According to the Detroit News, the attendance for the Detroit auto show was down for the fourth consecutive year. This year’s auto show had 759,310 visitors, down 9% from the record high of 838,000 visitors in 2003. Factors such as last week’s ice storm and the state’s economy are thought to have been factors in the decline this year.

So after 120 years, cars have finally jumped the shark.

The numbers suggest that cars are no longer popular. The decrease in attendance correlates to a drop in 2006 U.S. auto and light truck sales, down 2.6% from 2005 to 16.6 million vehicles. U.S. manufacturers are shedding workers and factories.

This was the 100th Detroit auto show. After seeing the same horseless, four-wheeled carriages powered by combustion engines 80 or 90 times, people are getting bored. Car manufacturers can’t even come up with new designs—just take a look at the current Mustang and upcoming Camaro. The turbocharger was invented in 1905, the supercharger in 1860.

What modern feature do most people look for in a new car? An iPod jack.

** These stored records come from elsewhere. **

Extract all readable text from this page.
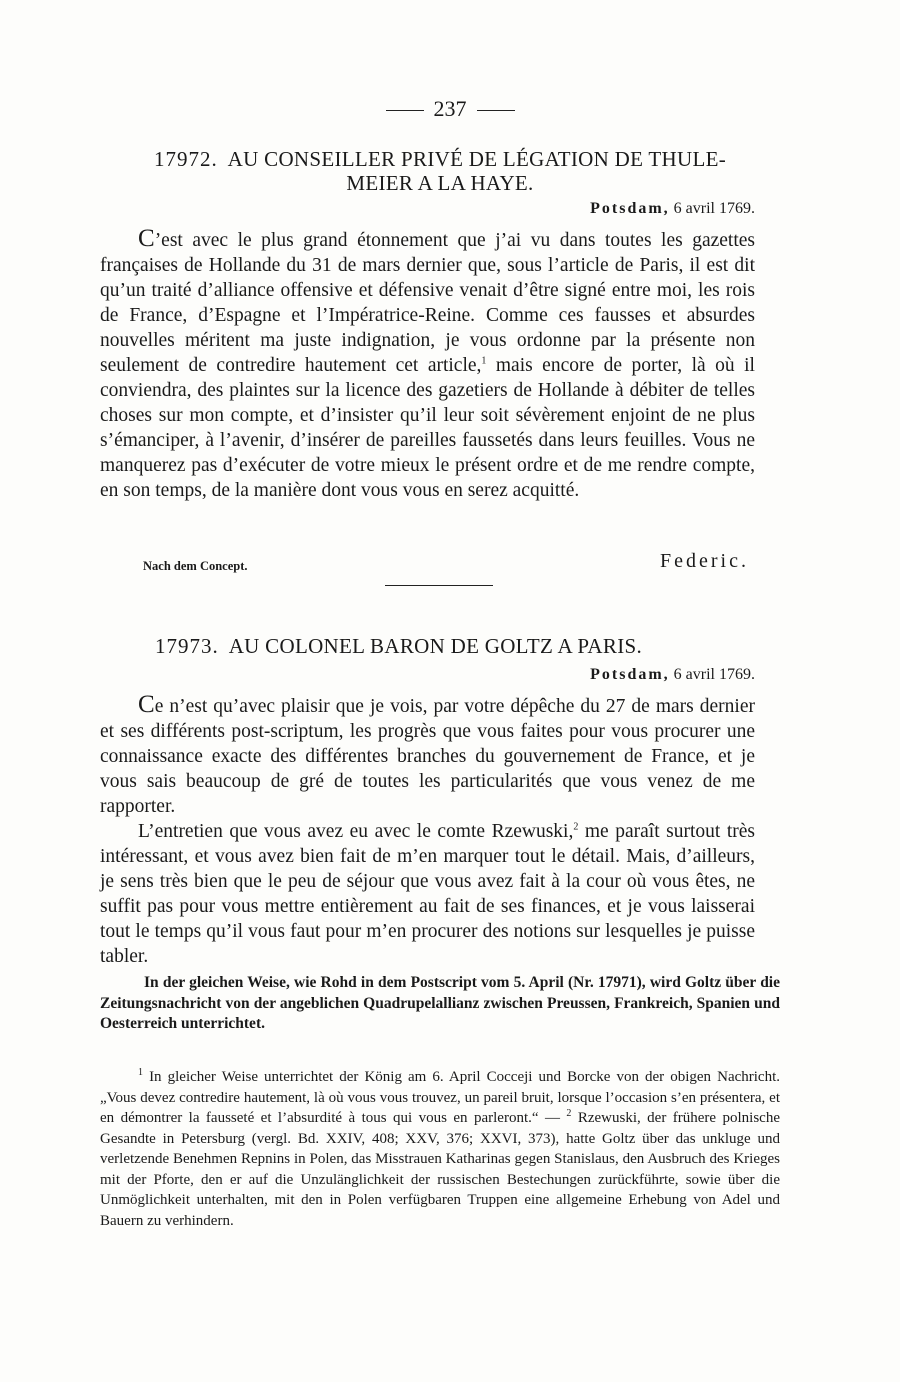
237
17972. AU CONSEILLER PRIVÉ DE LÉGATION DE THULE-
MEIER A LA HAYE.
Potsdam, 6 avril 1769.
C’est avec le plus grand étonnement que j’ai vu dans toutes les gazettes françaises de Hollande du 31 de mars dernier que, sous l’article de Paris, il est dit qu’un traité d’alliance offensive et défensive venait d’être signé entre moi, les rois de France, d’Espagne et l’Impératrice-Reine. Comme ces fausses et absurdes nouvelles méritent ma juste indignation, je vous ordonne par la présente non seulement de contredire hautement cet article,$^1$ mais encore de porter, là où il conviendra, des plaintes sur la licence des gazetiers de Hollande à débiter de telles choses sur mon compte, et d’insister qu’il leur soit sévèrement enjoint de ne plus s’émanciper, à l’avenir, d’insérer de pareilles faussetés dans leurs feuilles. Vous ne manquerez pas d’exécuter de votre mieux le présent ordre et de me rendre compte, en son temps, de la manière dont vous vous en serez acquitté.
Nach dem Concept.	Federic.
17973. AU COLONEL BARON DE GOLTZ A PARIS.
Potsdam, 6 avril 1769.
Ce n’est qu’avec plaisir que je vois, par votre dépêche du 27 de mars dernier et ses différents post-scriptum, les progrès que vous faites pour vous procurer une connaissance exacte des différentes branches du gouvernement de France, et je vous sais beaucoup de gré de toutes les particularités que vous venez de me rapporter.
L’entretien que vous avez eu avec le comte Rzewuski,$^2$ me paraît surtout très intéressant, et vous avez bien fait de m’en marquer tout le détail. Mais, d’ailleurs, je sens très bien que le peu de séjour que vous avez fait à la cour où vous êtes, ne suffit pas pour vous mettre entièrement au fait de ses finances, et je vous laisserai tout le temps qu’il vous faut pour m’en procurer des notions sur lesquelles je puisse tabler.
In der gleichen Weise, wie Rohd in dem Postscript vom 5. April (Nr. 17971), wird Goltz über die Zeitungsnachricht von der angeblichen Quadrupelallianz zwischen Preussen, Frankreich, Spanien und Oesterreich unterrichtet.
$^1$ In gleicher Weise unterrichtet der König am 6. April Cocceji und Borcke von der obigen Nachricht. „Vous devez contredire hautement, là où vous vous trouvez, un pareil bruit, lorsque l’occasion s’en présentera, et en démontrer la fausseté et l’absurdité à tous qui vous en parleront.“ — $^2$ Rzewuski, der frühere polnische Gesandte in Petersburg (vergl. Bd. XXIV, 408; XXV, 376; XXVI, 373), hatte Goltz über das unkluge und verletzende Benehmen Repnins in Polen, das Misstrauen Katharinas gegen Stanislaus, den Ausbruch des Krieges mit der Pforte, den er auf die Unzulänglichkeit der russischen Bestechungen zurückführte, sowie über die Unmöglichkeit unterhalten, mit den in Polen verfügbaren Truppen eine allgemeine Erhebung von Adel und Bauern zu verhindern.
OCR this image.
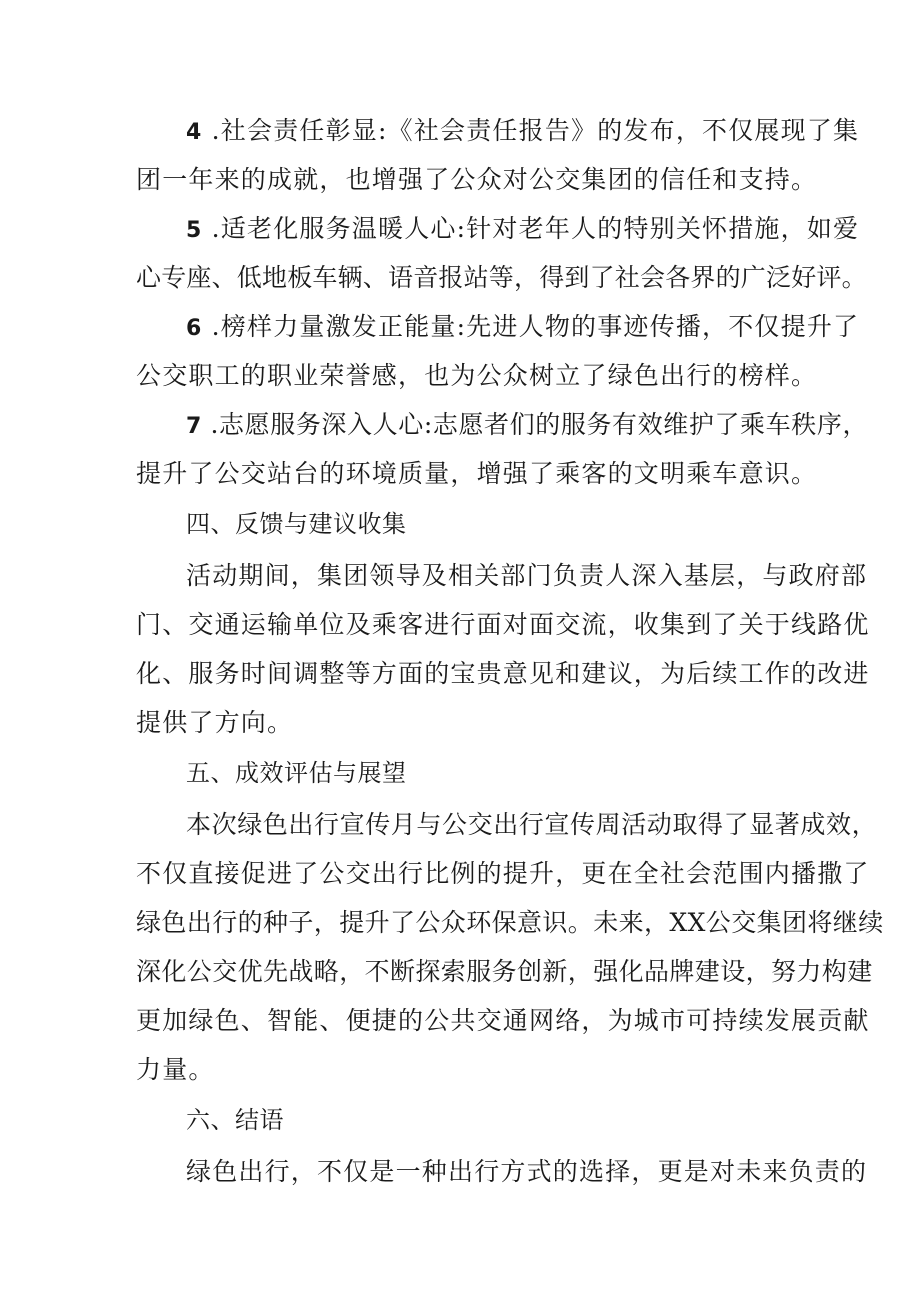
4 .社会责任彰显:《社会责任报告》的发布，不仅展现了集
团一年来的成就，也增强了公众对公交集团的信任和支持。
5 .适老化服务温暖人心:针对老年人的特别关怀措施，如爱
心专座、低地板车辆、语音报站等，得到了社会各界的广泛好评。
6 .榜样力量激发正能量:先进人物的事迹传播，不仅提升了
公交职工的职业荣誉感，也为公众树立了绿色出行的榜样。
7 .志愿服务深入人心:志愿者们的服务有效维护了乘车秩序，
提升了公交站台的环境质量，增强了乘客的文明乘车意识。
四、反馈与建议收集
活动期间，集团领导及相关部门负责人深入基层，与政府部
门、交通运输单位及乘客进行面对面交流，收集到了关于线路优
化、服务时间调整等方面的宝贵意见和建议，为后续工作的改进
提供了方向。
五、成效评估与展望
本次绿色出行宣传月与公交出行宣传周活动取得了显著成效，
不仅直接促进了公交出行比例的提升，更在全社会范围内播撒了
绿色出行的种子，提升了公众环保意识。未来，XX公交集团将继续
深化公交优先战略，不断探索服务创新，强化品牌建设，努力构建
更加绿色、智能、便捷的公共交通网络，为城市可持续发展贡献
力量。
六、结语
绿色出行，不仅是一种出行方式的选择，更是对未来负责的
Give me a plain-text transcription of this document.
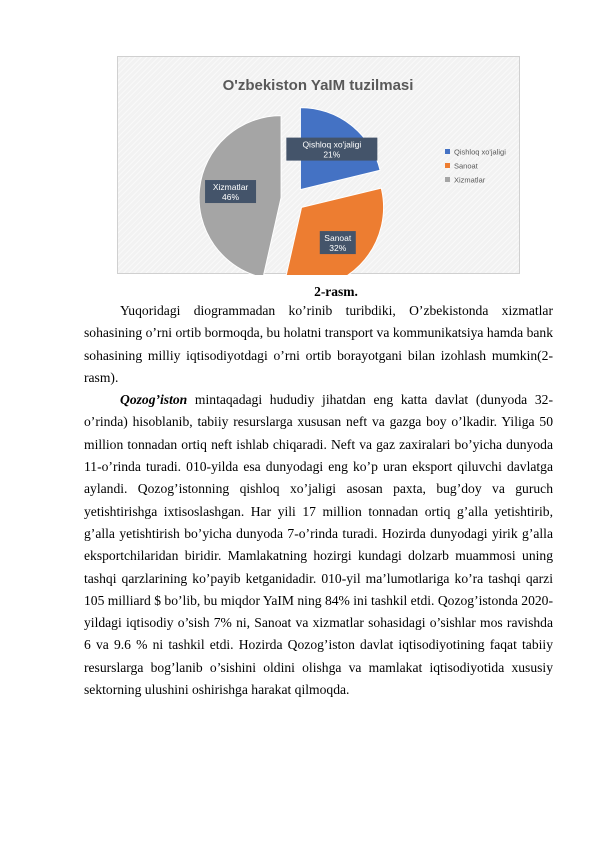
O'zbekiston YaIM tuzilmasi
Qishloq xo'jaligi
21%
Sanoat
32%
Xizmatlar
46%
Qishloq xo'jaligi
Sanoat
Xizmatlar
2-rasm.

Yuqoridagi diogrammadan ko’rinib turibdiki, O’zbekistonda xizmatlar sohasining o’rni ortib bormoqda, bu holatni transport va kommunikatsiya hamda bank sohasining milliy iqtisodiyotdagi o’rni ortib borayotgani bilan izohlash mumkin(2-rasm).

Qozog’iston mintaqadagi hududiy jihatdan eng katta davlat (dunyoda 32-o’rinda) hisoblanib, tabiiy resurslarga xususan neft va gazga boy o’lkadir. Yiliga 50 million tonnadan ortiq neft ishlab chiqaradi. Neft va gaz zaxiralari bo’yicha dunyoda 11-o’rinda turadi. 010-yilda esa dunyodagi eng ko’p uran eksport qiluvchi davlatga aylandi. Qozog’istonning qishloq xo’jaligi asosan paxta, bug’doy va guruch yetishtirishga ixtisoslashgan. Har yili 17 million tonnadan ortiq g’alla yetishtirib, g’alla yetishtirish bo’yicha dunyoda 7-o’rinda turadi. Hozirda dunyodagi yirik g’alla eksportchilaridan biridir. Mamlakatning hozirgi kundagi dolzarb muammosi uning tashqi qarzlarining ko’payib ketganidadir. 010-yil ma’lumotlariga ko’ra tashqi qarzi 105 milliard $ bo’lib, bu miqdor YaIM ning 84% ini tashkil etdi. Qozog’istonda 2020-yildagi iqtisodiy o’sish 7% ni, Sanoat va xizmatlar sohasidagi o’sishlar mos ravishda 6 va 9.6 % ni tashkil etdi. Hozirda Qozog’iston davlat iqtisodiyotining faqat tabiiy resurslarga bog’lanib o’sishini oldini olishga va mamlakat iqtisodiyotida xususiy sektorning ulushini oshirishga harakat qilmoqda.
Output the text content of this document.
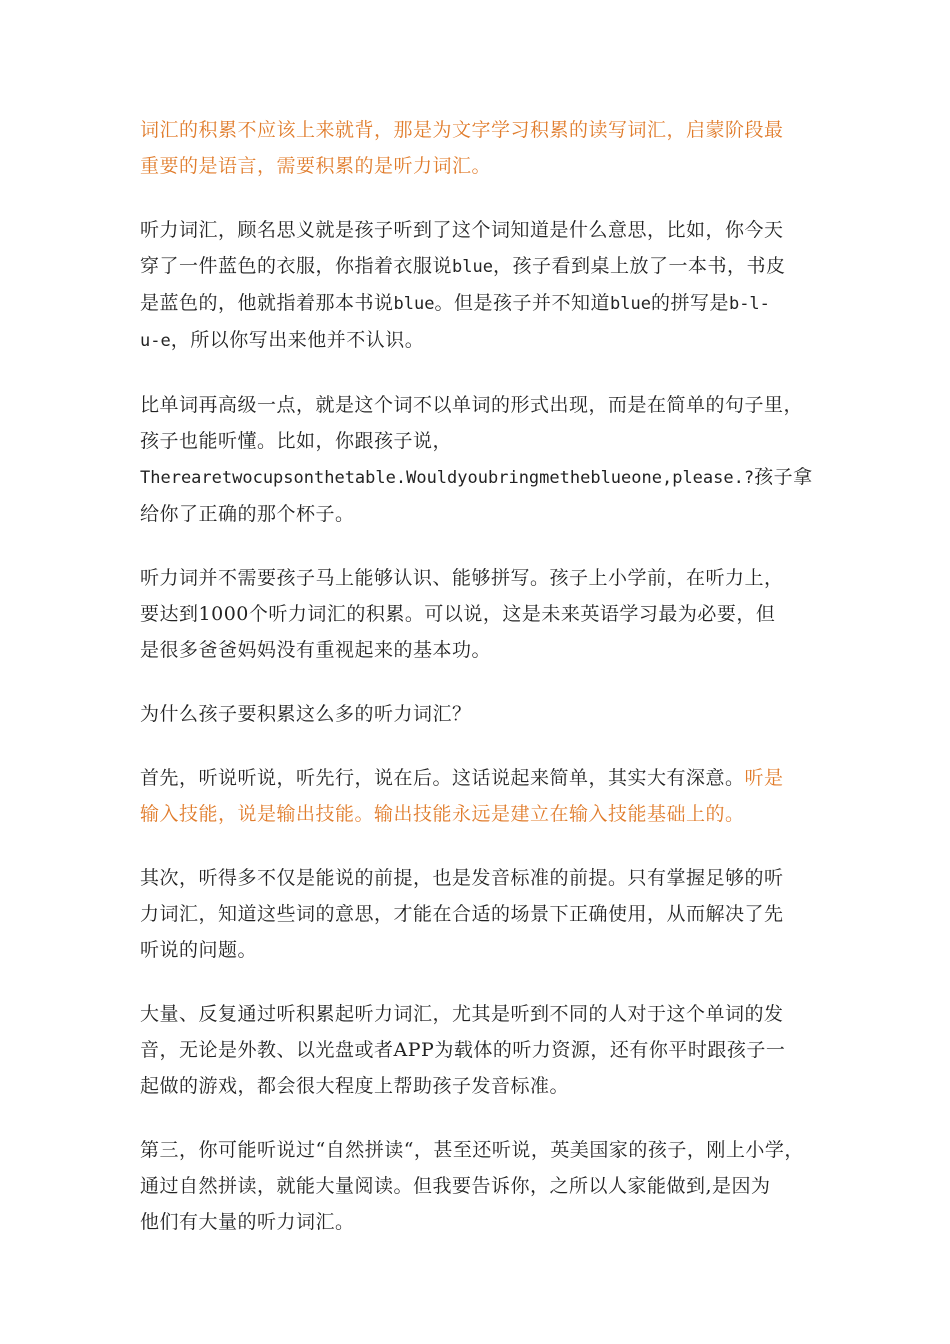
词汇的积累不应该上来就背，那是为文字学习积累的读写词汇，启蒙阶段最
重要的是语言，需要积累的是听力词汇。

听力词汇，顾名思义就是孩子听到了这个词知道是什么意思，比如，你今天
穿了一件蓝色的衣服，你指着衣服说blue，孩子看到桌上放了一本书，书皮
是蓝色的，他就指着那本书说blue。但是孩子并不知道blue的拼写是b-l-
u-e，所以你写出来他并不认识。

比单词再高级一点，就是这个词不以单词的形式出现，而是在简单的句子里，
孩子也能听懂。比如，你跟孩子说，
Therearetwocupsonthetable.Wouldyoubringmetheblueone,please.?孩子拿
给你了正确的那个杯子。

听力词并不需要孩子马上能够认识、能够拼写。孩子上小学前，在听力上，
要达到1000个听力词汇的积累。可以说，这是未来英语学习最为必要，但
是很多爸爸妈妈没有重视起来的基本功。

为什么孩子要积累这么多的听力词汇？

首先，听说听说，听先行，说在后。这话说起来简单，其实大有深意。听是
输入技能，说是输出技能。输出技能永远是建立在输入技能基础上的。

其次，听得多不仅是能说的前提，也是发音标准的前提。只有掌握足够的听
力词汇，知道这些词的意思，才能在合适的场景下正确使用，从而解决了先
听说的问题。

大量、反复通过听积累起听力词汇，尤其是听到不同的人对于这个单词的发
音，无论是外教、以光盘或者APP为载体的听力资源，还有你平时跟孩子一
起做的游戏，都会很大程度上帮助孩子发音标准。

第三，你可能听说过“自然拼读“，甚至还听说，英美国家的孩子，刚上小学，
通过自然拼读，就能大量阅读。但我要告诉你，之所以人家能做到,是因为
他们有大量的听力词汇。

Who wants a 505 hp sports car anymore? Or an all-wheel drive sedan with 420 hp? Today’s consumers are moving onto the Next Big Thing. With growing concerns about the automobile’s effect on the environment, groups are turning to other, more ecologically friendly forms of transportation. A group in Pennsylvania is already leading the charge to motorless vehicles.

The automobile is dead.

So what happens to today’s cars? The future’s not so bright. As nobody likes cars anymore, the value will soon plummet, leaving their owners in despair. This is where I can help. Please send the keys to these 505 hp pieces of junk to myself, and I do everything in my power to find them a good home. It’s the least I can do for my fellow man.